Like most preschoolers, my son could be a handful when he was 3 years old. But even when he was naughty, he was so adorable that I couldn't bring myself to discipline him properly. He'd act up, then he'd flash a mischievous grin that made me laugh and forgive him. My husband and I let him get away with much more than we should have. And many times, we gave in to Eric's demands because we were too tired to deal with the whining or crying that set in when we did say no. The result: Eric turned into a discipline nightmare.
So how did I put an end to the madness? By changing my discipline habits. For starters, I realized that I had to set rules, then stand firm no matter what. And if he didn't follow them, I had to enforce consequences. "If a child can make you change your mind just once, your 'rules' become something he can ignore," says developmental psychiatrist Denis Donovan, M.D., author of What Did I Just Say!?! Could you use a little backbone in the discipline department too? Try these strategies for dealing more effectively with common behavior problems.Hitting
- Why kids do it: Hitting is a normal phase in toddler development, and it usually begins at about 2 years old. But this does not mean you should ignore your child's aggressive acts. You need to teach toddlers that hitting is wrong and help them learn to control their impulses.
- Are you handling it wrong? You need to discipline hitting immediately. "When you say to a child, 'If you hit him again, we're leaving,' you're giving him permission to do it one more time before he gets in trouble," says Edward R. Christophersen, Ph.D., coauthor of Parenting That Works: Building Skills That Last a Lifetime. In your child's mind, saying this is the same as giving him the go-ahead—and that's not the message you want to send.
- How to stop the bad behavior for good: Never let your child get away with hitting. When he whacks another toddler—or you—immediately pull him away and say, "No hitting. Hitting hurts." Stating your rule and then explaining it will help him understand why he should follow it. Then remove him from the situation. If you're at the playground, leave immediately. If you're at home, put your preschooler in a two-minute time-out. And be sure that hitting doesn't pay off. If he hit a playmate while grabbing for a toy, be sure to take away the toy. He'll begin to realize that using words and gestures is more effective.
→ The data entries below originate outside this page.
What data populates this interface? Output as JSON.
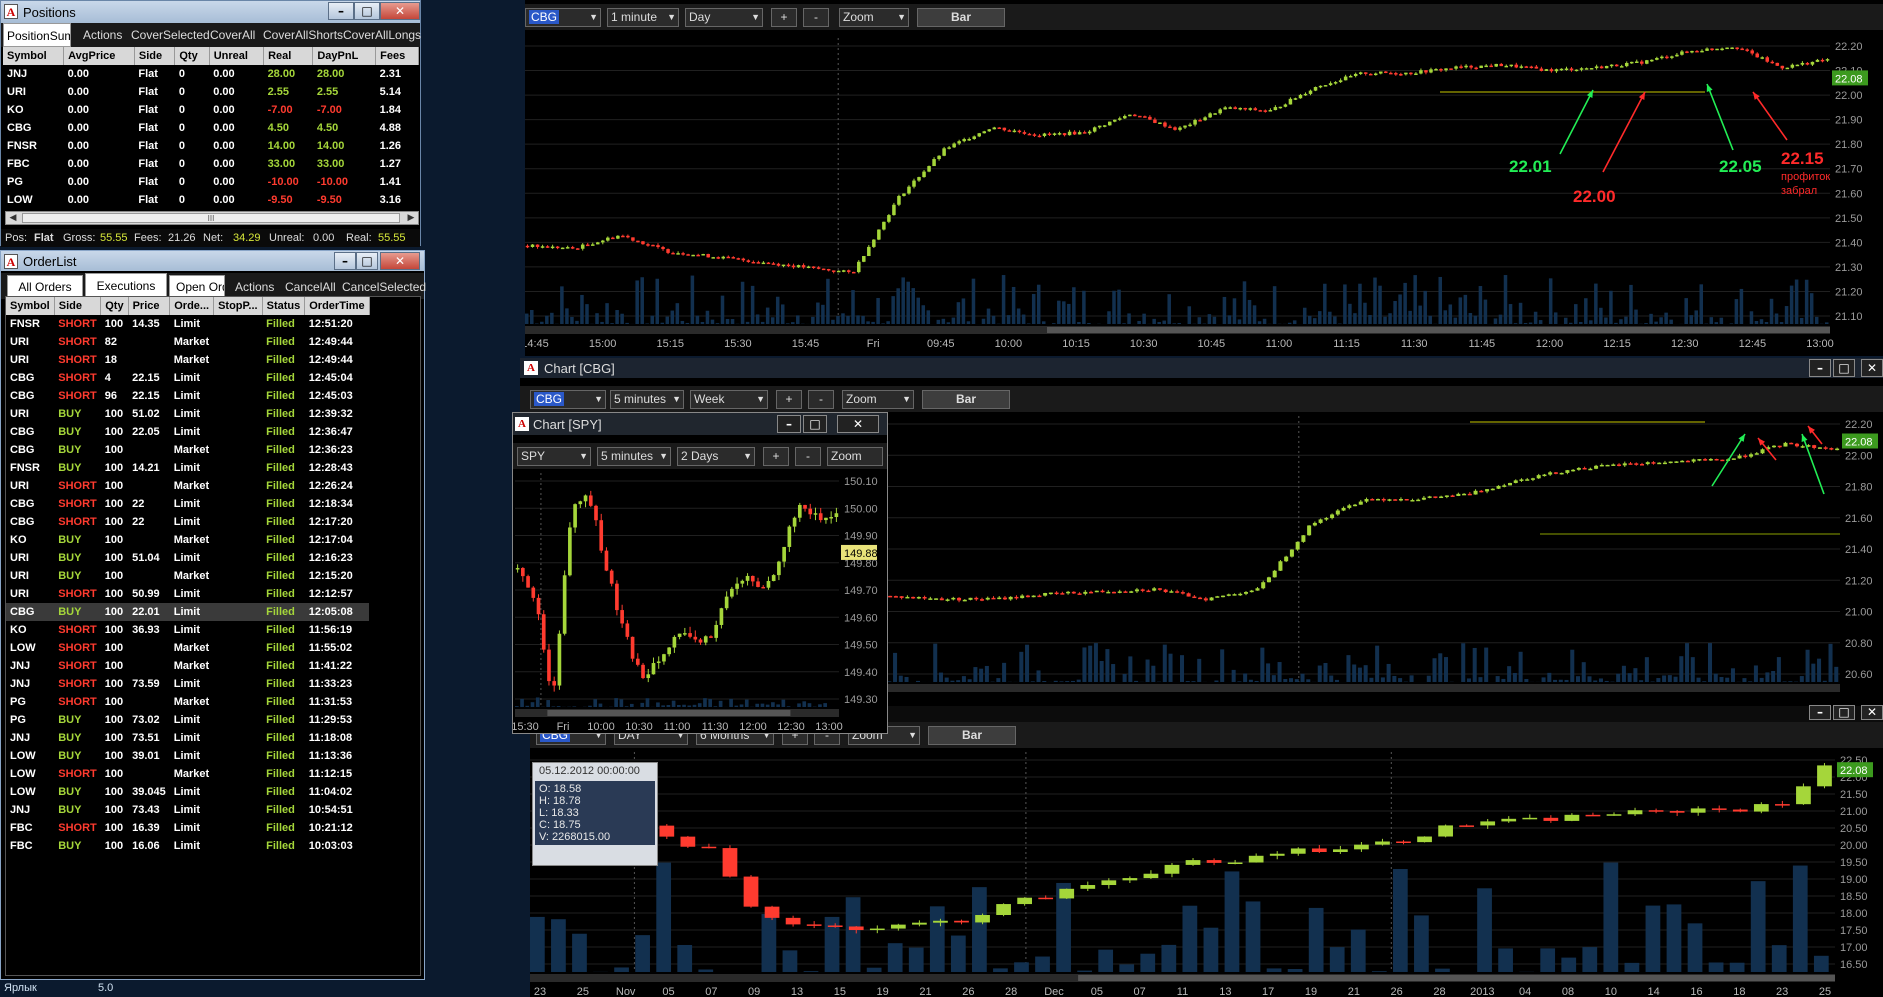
{
  "positions": {
    "title": "Positions",
    "tabs": [
      "PositionSummary",
      "Actions",
      "CoverSelected",
      "CoverAll",
      "CoverAllShorts",
      "CoverAllLongs"
    ],
    "columns": [
      "Symbol",
      "AvgPrice",
      "Side",
      "Qty",
      "Unreal",
      "Real",
      "DayPnL",
      "Fees"
    ],
    "rows": [
      [
        "JNJ",
        "0.00",
        "Flat",
        "0",
        "0.00",
        "28.00",
        "28.00",
        "2.31"
      ],
      [
        "URI",
        "0.00",
        "Flat",
        "0",
        "0.00",
        "2.55",
        "2.55",
        "5.14"
      ],
      [
        "KO",
        "0.00",
        "Flat",
        "0",
        "0.00",
        "-7.00",
        "-7.00",
        "1.84"
      ],
      [
        "CBG",
        "0.00",
        "Flat",
        "0",
        "0.00",
        "4.50",
        "4.50",
        "4.88"
      ],
      [
        "FNSR",
        "0.00",
        "Flat",
        "0",
        "0.00",
        "14.00",
        "14.00",
        "1.26"
      ],
      [
        "FBC",
        "0.00",
        "Flat",
        "0",
        "0.00",
        "33.00",
        "33.00",
        "1.27"
      ],
      [
        "PG",
        "0.00",
        "Flat",
        "0",
        "0.00",
        "-10.00",
        "-10.00",
        "1.41"
      ],
      [
        "LOW",
        "0.00",
        "Flat",
        "0",
        "0.00",
        "-9.50",
        "-9.50",
        "3.16"
      ]
    ],
    "status": {
      "pos_label": "Pos:",
      "pos": "Flat",
      "gross_label": "Gross:",
      "gross": "55.55",
      "fees_label": "Fees:",
      "fees": "21.26",
      "net_label": "Net:",
      "net": "34.29",
      "unreal_label": "Unreal:",
      "unreal": "0.00",
      "real_label": "Real:",
      "real": "55.55"
    },
    "scroll_grip": "III"
  },
  "orderlist": {
    "title": "OrderList",
    "tabs": [
      "All Orders",
      "Executions",
      "Open Orders",
      "Actions",
      "CancelAll",
      "CancelSelected"
    ],
    "columns": [
      "Symbol",
      "Side",
      "Qty",
      "Price",
      "Orde...",
      "StopP...",
      "Status",
      "OrderTime"
    ],
    "rows": [
      [
        "FNSR",
        "SHORT",
        "100",
        "14.35",
        "Limit",
        "",
        "Filled",
        "12:51:20"
      ],
      [
        "URI",
        "SHORT",
        "82",
        "",
        "Market",
        "",
        "Filled",
        "12:49:44"
      ],
      [
        "URI",
        "SHORT",
        "18",
        "",
        "Market",
        "",
        "Filled",
        "12:49:44"
      ],
      [
        "CBG",
        "SHORT",
        "4",
        "22.15",
        "Limit",
        "",
        "Filled",
        "12:45:04"
      ],
      [
        "CBG",
        "SHORT",
        "96",
        "22.15",
        "Limit",
        "",
        "Filled",
        "12:45:03"
      ],
      [
        "URI",
        "BUY",
        "100",
        "51.02",
        "Limit",
        "",
        "Filled",
        "12:39:32"
      ],
      [
        "CBG",
        "BUY",
        "100",
        "22.05",
        "Limit",
        "",
        "Filled",
        "12:36:47"
      ],
      [
        "CBG",
        "BUY",
        "100",
        "",
        "Market",
        "",
        "Filled",
        "12:36:23"
      ],
      [
        "FNSR",
        "BUY",
        "100",
        "14.21",
        "Limit",
        "",
        "Filled",
        "12:28:43"
      ],
      [
        "URI",
        "SHORT",
        "100",
        "",
        "Market",
        "",
        "Filled",
        "12:26:24"
      ],
      [
        "CBG",
        "SHORT",
        "100",
        "22",
        "Limit",
        "",
        "Filled",
        "12:18:34"
      ],
      [
        "CBG",
        "SHORT",
        "100",
        "22",
        "Limit",
        "",
        "Filled",
        "12:17:20"
      ],
      [
        "KO",
        "BUY",
        "100",
        "",
        "Market",
        "",
        "Filled",
        "12:17:04"
      ],
      [
        "URI",
        "BUY",
        "100",
        "51.04",
        "Limit",
        "",
        "Filled",
        "12:16:23"
      ],
      [
        "URI",
        "BUY",
        "100",
        "",
        "Market",
        "",
        "Filled",
        "12:15:20"
      ],
      [
        "URI",
        "SHORT",
        "100",
        "50.99",
        "Limit",
        "",
        "Filled",
        "12:12:57"
      ],
      [
        "CBG",
        "BUY",
        "100",
        "22.01",
        "Limit",
        "",
        "Filled",
        "12:05:08"
      ],
      [
        "KO",
        "SHORT",
        "100",
        "36.93",
        "Limit",
        "",
        "Filled",
        "11:56:19"
      ],
      [
        "LOW",
        "SHORT",
        "100",
        "",
        "Market",
        "",
        "Filled",
        "11:55:02"
      ],
      [
        "JNJ",
        "SHORT",
        "100",
        "",
        "Market",
        "",
        "Filled",
        "11:41:22"
      ],
      [
        "JNJ",
        "SHORT",
        "100",
        "73.59",
        "Limit",
        "",
        "Filled",
        "11:33:23"
      ],
      [
        "PG",
        "SHORT",
        "100",
        "",
        "Market",
        "",
        "Filled",
        "11:31:53"
      ],
      [
        "PG",
        "BUY",
        "100",
        "73.02",
        "Limit",
        "",
        "Filled",
        "11:29:53"
      ],
      [
        "JNJ",
        "BUY",
        "100",
        "73.51",
        "Limit",
        "",
        "Filled",
        "11:18:08"
      ],
      [
        "LOW",
        "BUY",
        "100",
        "39.01",
        "Limit",
        "",
        "Filled",
        "11:13:36"
      ],
      [
        "LOW",
        "SHORT",
        "100",
        "",
        "Market",
        "",
        "Filled",
        "11:12:15"
      ],
      [
        "LOW",
        "BUY",
        "100",
        "39.045",
        "Limit",
        "",
        "Filled",
        "11:04:02"
      ],
      [
        "JNJ",
        "BUY",
        "100",
        "73.43",
        "Limit",
        "",
        "Filled",
        "10:54:51"
      ],
      [
        "FBC",
        "SHORT",
        "100",
        "16.39",
        "Limit",
        "",
        "Filled",
        "10:21:12"
      ],
      [
        "FBC",
        "BUY",
        "100",
        "16.06",
        "Limit",
        "",
        "Filled",
        "10:03:03"
      ]
    ],
    "selected_row": 16
  },
  "chart1": {
    "symbol": "CBG",
    "interval": "1 minute",
    "period": "Day",
    "zoom": "Zoom",
    "type": "Bar",
    "plus": "+",
    "minus": "-",
    "price_labels": [
      "22.20",
      "22.10",
      "22.00",
      "21.90",
      "21.80",
      "21.70",
      "21.60",
      "21.50",
      "21.40",
      "21.30",
      "21.20",
      "21.10"
    ],
    "last": "22.08",
    "time_labels": [
      "14:45",
      "15:00",
      "15:15",
      "15:30",
      "15:45",
      "Fri",
      "09:45",
      "10:00",
      "10:15",
      "10:30",
      "10:45",
      "11:00",
      "11:15",
      "11:30",
      "11:45",
      "12:00",
      "12:15",
      "12:30",
      "12:45",
      "13:00"
    ],
    "annotations": [
      {
        "text": "22.01",
        "color": "#22ee55"
      },
      {
        "text": "22.00",
        "color": "#ff2a2a"
      },
      {
        "text": "22.05",
        "color": "#22ee55"
      },
      {
        "text": "22.15",
        "color": "#ff2a2a"
      },
      {
        "text": "профиток",
        "color": "#ff2a2a"
      },
      {
        "text": "забрал",
        "color": "#ff2a2a"
      }
    ]
  },
  "chart2": {
    "title": "Chart [CBG]",
    "symbol": "CBG",
    "interval": "5 minutes",
    "period": "Week",
    "zoom": "Zoom",
    "type": "Bar",
    "plus": "+",
    "minus": "-",
    "price_labels": [
      "22.20",
      "22.00",
      "21.80",
      "21.60",
      "21.40",
      "21.20",
      "21.00",
      "20.80",
      "20.60"
    ],
    "last": "22.08"
  },
  "chart_spy": {
    "title": "Chart [SPY]",
    "symbol": "SPY",
    "interval": "5 minutes",
    "period": "2 Days",
    "zoom": "Zoom",
    "plus": "+",
    "minus": "-",
    "price_labels": [
      "150.10",
      "150.00",
      "149.90",
      "149.80",
      "149.70",
      "149.60",
      "149.50",
      "149.40",
      "149.30"
    ],
    "last": "149.88",
    "time_labels": [
      "15:30",
      "Fri",
      "10:00",
      "10:30",
      "11:00",
      "11:30",
      "12:00",
      "12:30",
      "13:00"
    ]
  },
  "chart3": {
    "symbol": "CBG",
    "interval": "DAY",
    "period": "6 Months",
    "zoom": "Zoom",
    "type": "Bar",
    "plus": "+",
    "minus": "-",
    "price_labels": [
      "22.50",
      "22.00",
      "21.50",
      "21.00",
      "20.50",
      "20.00",
      "19.50",
      "19.00",
      "18.50",
      "18.00",
      "17.50",
      "17.00",
      "16.50"
    ],
    "last": "22.08",
    "time_labels": [
      "23",
      "25",
      "Nov",
      "05",
      "07",
      "09",
      "13",
      "15",
      "19",
      "21",
      "26",
      "28",
      "Dec",
      "05",
      "07",
      "11",
      "13",
      "17",
      "19",
      "21",
      "26",
      "28",
      "2013",
      "04",
      "08",
      "10",
      "14",
      "16",
      "18",
      "23",
      "25"
    ],
    "tooltip": {
      "date": "05.12.2012 00:00:00",
      "o": "O: 18.58",
      "h": "H: 18.78",
      "l": "L: 18.33",
      "c": "C: 18.75",
      "v": "V: 2268015.00"
    }
  },
  "desktop": {
    "label1": "Ярлык",
    "label2": "5.0"
  },
  "colors": {
    "up": "#a5d63a",
    "down": "#ff3b2f",
    "panel": "#000000",
    "grid": "#2a2a2a",
    "accent": "#2a58c8"
  }
}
- Why kids do it: Because it works! Whining grates on parents' nerves, so they tend to give in rather easily, says Thomas W. Phelan, Ph.D., creator of the DVD 1-2-3 Magic: Managing Difficult Behavior in Children 2-12.
- Are you handling it wrong? Admit it—kids sometimes need to whine to get our attention. When your child asks for something in a normal tone of voice, you may ignore her or just say no because you're too busy or too tired to deal with whatever she wants at the moment. That irritating voice is supereffective—it gets you to turn around and focus on what she's saying.
- How to stop the bad behavior for good: Simply tell your child, "I don't listen to whiny voices. If you ask me in a nice voice, I'll help you get what you want." Then keep the promise. Really listen when your daughter asks for something. Don't say no automatically—think about whether there's a valid reason to refuse her request. If there is, explain why so that your child knows you mean it. While she may not be happy, she'll stop whining.